# Chain Rule and Gradient
This notebook provides a guide to understanding the **Chain Rule** and **Gradients**, their applications, and their role in AI.

## Contents:
- Chain Rule
- Gradient
- Applications in AI
- Symbolic and Numerical Computations using Python


## 1. Chain Rule
### Definition:
The Chain Rule allows us to differentiate composite functions by breaking them down into their components. It’s represented as:
$$ (f(g(x)))' = f'(g(x)) \cdot g'(x) $$

### Example:
Let’s calculate the derivative of a composite function $h(x) = \sin(x^2)$ using the Chain Rule.

In [None]:
# Example: Applying the Chain Rule
from sympy import symbols, sin, diff
x = symbols('x')
h = sin(x**2)
dh_dx = diff(h, x)
dh_dx

### Application in AI
The Chain Rule is critical in **backpropagation** for training neural networks, where it’s used to compute gradients of the loss function with respect to each layer's parameters by working from the output layer back to the input.

## 2. Gradient
### Definition:
The **gradient** of a function is a vector of partial derivatives, which indicates the direction and rate of the fastest increase of the function. It’s denoted as:
$$ \nabla f(x) = \left( \frac{\partial f}{\partial x_1}, \frac{\partial f}{\partial x_2}, \dots, \frac{\partial f}{\partial x_n} \right) $$

### Example:
Let's calculate the gradient of a multivariable function $f(x, y) = x^2 + y^2$.

In [None]:
# Gradient calculation of a multivariable function
y = symbols('y')
f = x**2 + y**2
df_dx = diff(f, x)
df_dy = diff(f, y)
(df_dx, df_dy)

### Application in AI: Gradient Descent
In AI, the **gradient** helps optimize loss functions. The gradient indicates the direction in which parameters should be adjusted to minimize the error.

### Example of Gradient Descent:
For a function $J(\theta) = \theta^2$, we can find the gradient and update $\theta$ iteratively to reach the minimum value.

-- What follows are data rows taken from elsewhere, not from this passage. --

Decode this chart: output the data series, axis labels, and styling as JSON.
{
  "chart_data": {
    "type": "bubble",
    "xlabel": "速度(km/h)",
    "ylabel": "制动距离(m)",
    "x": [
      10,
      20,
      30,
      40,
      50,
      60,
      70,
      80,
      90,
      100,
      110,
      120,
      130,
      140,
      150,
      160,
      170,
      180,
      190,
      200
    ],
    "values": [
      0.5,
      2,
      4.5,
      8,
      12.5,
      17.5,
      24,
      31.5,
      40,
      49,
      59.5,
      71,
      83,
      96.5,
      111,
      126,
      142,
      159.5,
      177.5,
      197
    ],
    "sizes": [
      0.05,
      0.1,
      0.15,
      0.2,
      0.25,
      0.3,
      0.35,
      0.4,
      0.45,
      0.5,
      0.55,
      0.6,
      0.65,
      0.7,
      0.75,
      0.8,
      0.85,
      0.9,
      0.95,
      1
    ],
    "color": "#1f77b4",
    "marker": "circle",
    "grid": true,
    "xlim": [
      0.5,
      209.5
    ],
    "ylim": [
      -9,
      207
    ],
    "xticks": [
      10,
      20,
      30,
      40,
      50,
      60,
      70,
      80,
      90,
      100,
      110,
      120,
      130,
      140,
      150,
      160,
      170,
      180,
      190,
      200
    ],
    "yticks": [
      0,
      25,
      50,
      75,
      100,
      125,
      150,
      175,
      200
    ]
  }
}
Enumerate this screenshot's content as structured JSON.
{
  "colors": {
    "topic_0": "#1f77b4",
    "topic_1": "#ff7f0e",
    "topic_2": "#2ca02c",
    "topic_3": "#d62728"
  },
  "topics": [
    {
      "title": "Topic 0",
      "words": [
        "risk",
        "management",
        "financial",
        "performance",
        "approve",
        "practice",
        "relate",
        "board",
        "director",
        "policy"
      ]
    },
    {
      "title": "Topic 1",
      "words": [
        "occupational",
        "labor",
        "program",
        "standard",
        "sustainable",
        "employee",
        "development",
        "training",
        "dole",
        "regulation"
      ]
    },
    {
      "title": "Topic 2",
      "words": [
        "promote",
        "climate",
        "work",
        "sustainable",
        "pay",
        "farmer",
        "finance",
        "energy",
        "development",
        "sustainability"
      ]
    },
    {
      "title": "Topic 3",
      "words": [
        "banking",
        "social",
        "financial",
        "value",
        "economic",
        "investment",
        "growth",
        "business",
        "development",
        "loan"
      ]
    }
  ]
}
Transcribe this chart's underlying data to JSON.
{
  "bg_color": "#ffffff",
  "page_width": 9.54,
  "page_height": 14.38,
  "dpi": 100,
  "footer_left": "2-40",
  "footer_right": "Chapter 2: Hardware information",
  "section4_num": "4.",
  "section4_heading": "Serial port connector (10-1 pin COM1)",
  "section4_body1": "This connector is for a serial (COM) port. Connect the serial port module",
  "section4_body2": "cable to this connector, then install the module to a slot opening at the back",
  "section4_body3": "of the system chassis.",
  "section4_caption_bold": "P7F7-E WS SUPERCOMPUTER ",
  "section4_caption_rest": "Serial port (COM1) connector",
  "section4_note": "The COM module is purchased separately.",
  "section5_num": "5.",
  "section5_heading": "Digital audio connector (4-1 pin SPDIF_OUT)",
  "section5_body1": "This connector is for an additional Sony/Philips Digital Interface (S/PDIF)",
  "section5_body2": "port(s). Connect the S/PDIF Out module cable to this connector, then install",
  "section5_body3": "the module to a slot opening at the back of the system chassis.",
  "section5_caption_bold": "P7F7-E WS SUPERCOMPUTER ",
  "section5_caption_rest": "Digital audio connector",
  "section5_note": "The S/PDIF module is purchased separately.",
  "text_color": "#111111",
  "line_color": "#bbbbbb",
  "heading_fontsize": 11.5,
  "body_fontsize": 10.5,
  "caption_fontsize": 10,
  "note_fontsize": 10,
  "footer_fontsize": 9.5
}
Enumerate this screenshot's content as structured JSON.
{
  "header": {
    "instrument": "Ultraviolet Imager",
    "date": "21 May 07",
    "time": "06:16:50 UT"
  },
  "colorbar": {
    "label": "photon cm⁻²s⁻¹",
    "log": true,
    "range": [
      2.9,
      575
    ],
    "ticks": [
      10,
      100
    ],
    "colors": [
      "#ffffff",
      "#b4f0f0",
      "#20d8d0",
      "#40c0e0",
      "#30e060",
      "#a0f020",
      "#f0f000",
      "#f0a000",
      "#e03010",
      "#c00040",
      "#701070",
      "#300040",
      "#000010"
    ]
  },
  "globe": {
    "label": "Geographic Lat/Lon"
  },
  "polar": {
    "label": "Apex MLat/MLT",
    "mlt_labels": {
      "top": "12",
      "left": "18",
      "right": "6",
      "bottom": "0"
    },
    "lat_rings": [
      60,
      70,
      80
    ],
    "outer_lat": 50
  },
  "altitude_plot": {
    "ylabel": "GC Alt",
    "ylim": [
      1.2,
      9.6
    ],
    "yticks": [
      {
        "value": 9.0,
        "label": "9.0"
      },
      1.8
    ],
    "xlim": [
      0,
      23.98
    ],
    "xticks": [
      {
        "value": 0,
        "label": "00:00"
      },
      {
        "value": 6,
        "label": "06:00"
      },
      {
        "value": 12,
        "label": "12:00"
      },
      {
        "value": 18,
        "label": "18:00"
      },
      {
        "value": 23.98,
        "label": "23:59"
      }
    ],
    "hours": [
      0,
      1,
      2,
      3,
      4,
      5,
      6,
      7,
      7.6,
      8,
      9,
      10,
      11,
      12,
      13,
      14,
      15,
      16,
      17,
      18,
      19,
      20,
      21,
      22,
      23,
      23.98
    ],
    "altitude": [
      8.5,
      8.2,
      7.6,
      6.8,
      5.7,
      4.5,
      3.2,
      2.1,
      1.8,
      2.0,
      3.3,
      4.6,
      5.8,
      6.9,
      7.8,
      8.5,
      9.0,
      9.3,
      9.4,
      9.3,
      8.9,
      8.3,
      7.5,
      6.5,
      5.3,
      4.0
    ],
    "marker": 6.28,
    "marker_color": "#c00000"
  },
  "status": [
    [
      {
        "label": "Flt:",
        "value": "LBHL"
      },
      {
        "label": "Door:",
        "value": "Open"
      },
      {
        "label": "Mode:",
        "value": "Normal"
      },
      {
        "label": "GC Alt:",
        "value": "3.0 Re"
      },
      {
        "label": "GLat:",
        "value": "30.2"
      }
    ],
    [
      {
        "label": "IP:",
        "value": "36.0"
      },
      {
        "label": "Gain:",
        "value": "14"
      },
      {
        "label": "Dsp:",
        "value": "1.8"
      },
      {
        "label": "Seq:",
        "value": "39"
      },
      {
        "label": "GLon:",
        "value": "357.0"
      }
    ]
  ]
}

### Symbolic Computation Using Python (SymPy)
Using SymPy, we can compute symbolic derivatives and gradients. Below, we’ll apply the Chain Rule and calculate gradients for a multivariable function.

In [None]:
# Chain Rule on another composite function
g = x**3 + 2*x
f_g = sin(g)
df_g_dx = diff(f_g, x)
df_g_dx

In [None]:
# Gradient of a multivariable function
f_multi = x**2 + 3*x*y + y**2
df_dx_multi = diff(f_multi, x)
df_dy_multi = diff(f_multi, y)
(df_dx_multi, df_dy_multi)

### Numerical Computation Using Python (SciPy)
For complex functions, we often use numerical approaches for calculating gradients and applying gradient descent.

In this example, we compute the gradient of a simple function numerically and observe gradient descent steps.

In [None]:
# Numerical gradient approximation using SciPy and Numpy
from scipy.optimize import approx_fprime
import numpy as np

def func(v):
    x, y = v
    return x**2 + y**2

# Point to calculate the gradient at
point = np.array([1.0, 1.0])

# Approximate gradient at the point
epsilon = np.sqrt(np.finfo(float).eps)
gradient = approx_fprime(point, func, epsilon)
gradient

## 3. Conclusion
The Chain Rule and Gradient are fundamental in AI, especially for optimizing models. In this notebook, we explored their definitions, applications, symbolic, and numerical computations. Understanding these tools is key for effective model training in AI.